そんなある晩、遂に俺にとって大きな転機を迎えることになる出来事が起きたのだ。その日も自分のベッドで夢を見るために睡眠を貪っていた。徐々に自分の感覚が無くなり、眠りに入っていく……。そして部屋に寝息が聞こえ初めてから30分後に異変が起きた。
寝ているのにも関わらず体がどんどん発熱していく。無意識に服を破り捨て、全裸になると皮膚から淡く青く何かの古代文字を思わせる光りの文字の筋が全身に現れると、体が変化し始めた。
身長が幾分伸び、激しい音を伴い、骨格と肉体が変わっていく。骨は太く金属のように丈夫になると、全身には人間の時とは比べ物にならないほど発達した筋肉が見え、皮膚は少し色白い肌色から光沢のある鋼のような黒銀色に変わり、尻からは背骨と筋肉が共に伸びていき、太く長い尻尾へと転じていき、手足は大きく指はと言うと、手は四本、足は前四本、後一本の形になり、体を回転させたと思うと、肩甲骨が背中から突き破り、それは自らの身長の数倍はあるであろう大きな対になっている翼になった。
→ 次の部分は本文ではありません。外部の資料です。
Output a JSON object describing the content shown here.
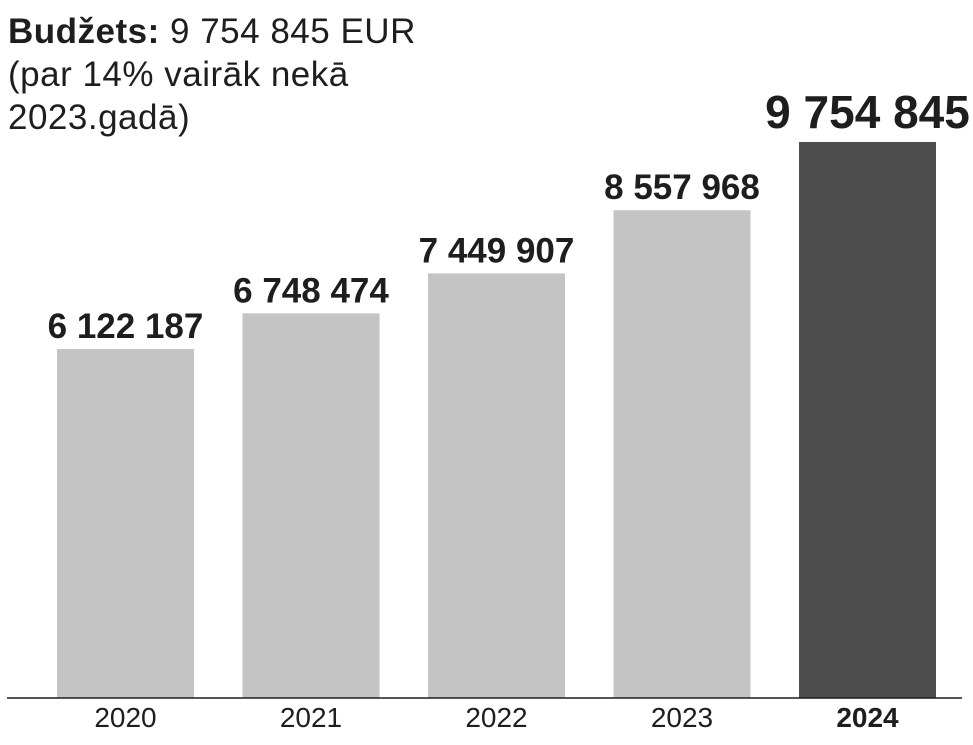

首は筋肉を伴って太く長く伸び、顔にも変化が及び始める。顔は両顎が前へ突き出て、口の間からは形を鋭く変えた細かい歯と、対となっている長く刃のように鋭い牙が生え、頭からは二本の長い角が姿を表し、黒い短かった髪は蒼く長い美しい髪に変わり、耳も鰭のように横に伸びて、首筋から背中、尻尾の先まで長い背鰭のような物が背骨の上から見え、そこには人ではない、異形の生物…、來が見ていた夢に出てきた己の夢での体であったあのドラゴンの姿に変化していたのだ。
実は來が見ていた夢とは実際は現実に起きていたのだ。彼の遺伝子にはこの西洋龍の遺伝子を微量ながら含んでおり体の成長と共に徐々に覚醒し、遺伝子にはドラゴンの記憶と、意識が刻まれていたのだ。そして夢で起きると別の部屋だったと言うのは、このドラゴンが住む本当の世界…、來から言う『異世界』へと体ごと移動していたからだ。体の変化が終わり、龍の体にはあの古代文字のような文字が、まるでタトゥーのようにはっきりと刻まれていた。
突如、龍の体の周りの空間が歪み始め、その歪みに体が沈むかのように吸い込まれていき、來の部屋は静けさを取り戻したのであった。
「………起きて……、鋼牙……。」
俺は優しい声で起こされ、瞼を開く……。その瞳は吸い込まれそうなほど美しい緋色をしていた。そして俺は立ち上がる。全身を見回すと間違い無く俺の体だ。
「ふぅ……、やっと……、『殻』の束縛から醒められたのか……。」
俺はそう言うと口元がニヤリと不敵に笑っていた……。そう……、俺は鋼牙……。人間の『殻』と言う枷に囚われながら俺は長い間眠っていた……。そしてやっと……。自由を……、我が物に出来たのだ……。俺の『殻』であった人間には悪いが俺の遺伝子に眠ってもらう。そう、俺と同じだったように……。
俺は、部屋の椅子に掛けてあった服に着替え、部屋を出る…。
「おはよう……、鋼牙……。」
優しく微笑みながら俺に近寄り、抱きついたのは、俺の妻である…。
「もぅ……、鋼牙ったら……。待ちくたびれたよぉ〜。」
まるで子供のような口調で妻は言う。懐かしい感覚だ……。そして俺は新たに目覚めたこの体でこの世界を暮らしていくのであった……。